Paul Cary and The Small Scarys
Paul Cary’s last album Ghost Of A Man was a go-for-broke alley brawl of a record: It was sparsely arranged, emphasizing Cary’s voice and guitar. His newest album, Coyote, adds a full band that includes Russ Calderwood’s bass and Adam Penly’s greasy, distorted Farfisa filling much of the aural space left open on Ghost.
Up-tempo songs like “Daggers” and “Come Back Down” have the raw, driving sound of Stooges or Yo La Tengo. But songs like “It’s Alright” leave plenty of space for things to get spooky. Written about the disappearance of his grandfather, the first half of “It’s Alright” pins Cary’s wailing voice to single note lines from the guitar and organ. The spare beginning builds up to the savage entry of bass and drums in the middle of the song, and stretches out into an extended, drone-tinged instrumental groove.
“Lost Jump” has the garage-punk chug of Question Mark and the Mysterians. Layers of distortion nearly overwhelm the sound of every instrument; the drums sound like they’re being played through speakers with ripped cones. You rarely hear dirty, overdriven production like this on a rock record; it’s more the province of extreme industrial bands like Einstürzende Neubaten. Engineer/Producer Greg Norman is able to maintain some space and clarity in the songs despite the grunge and overload, which is a magic trick; in less experienced hands, these songs would collapse into mush.
Cary’s dark, folk-tinged dirges would work fine as solo acoustic performances. Putting The Small Scarys to work on them adds a second (or third) dimension; you get great songs with weight that justifies the band stretching them out into trance-inducing kraut-rock-esque grooves.
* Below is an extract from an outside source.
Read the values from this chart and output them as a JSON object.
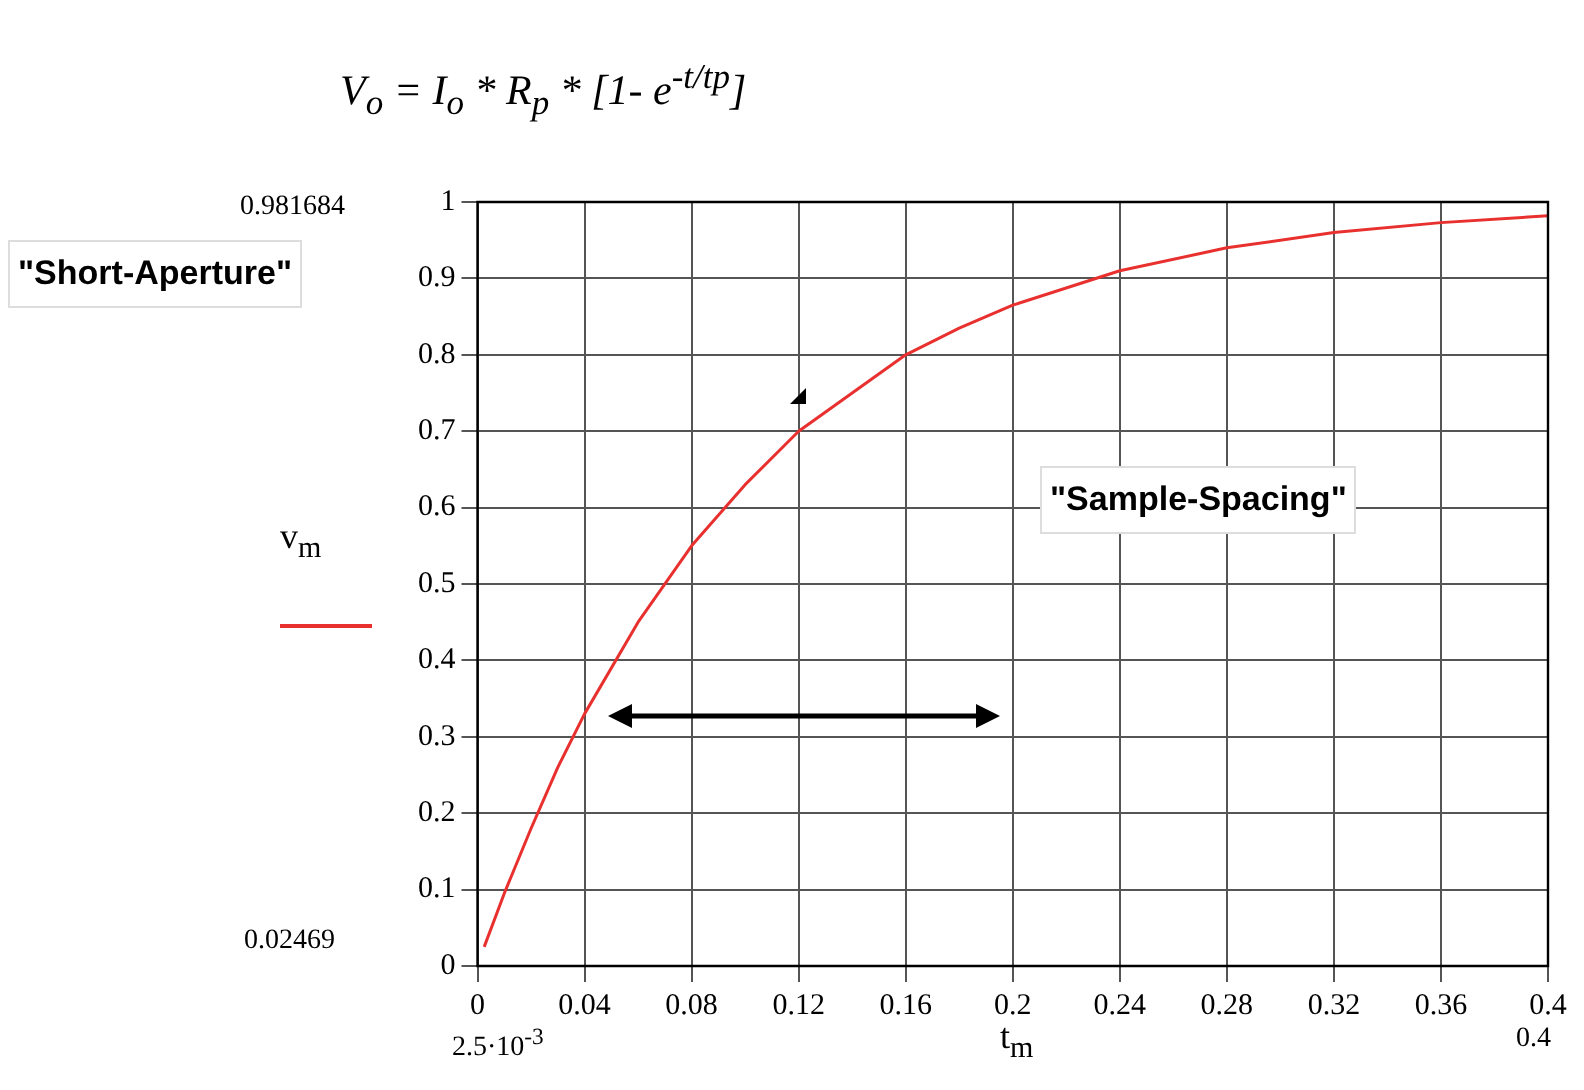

Every song on Coyote is about being lost, broken, in trouble, lonely and confused, and the damaged, gritty sound reflects that lyrical content. Cary’s voice wails, breaks up and veers out of tune, his primary emotion is ‘bereft.’ He lives in a world where everything’s dented, broken or shoved out of place. Something’s wrong with Paul Cary, but sometimes wrong is right.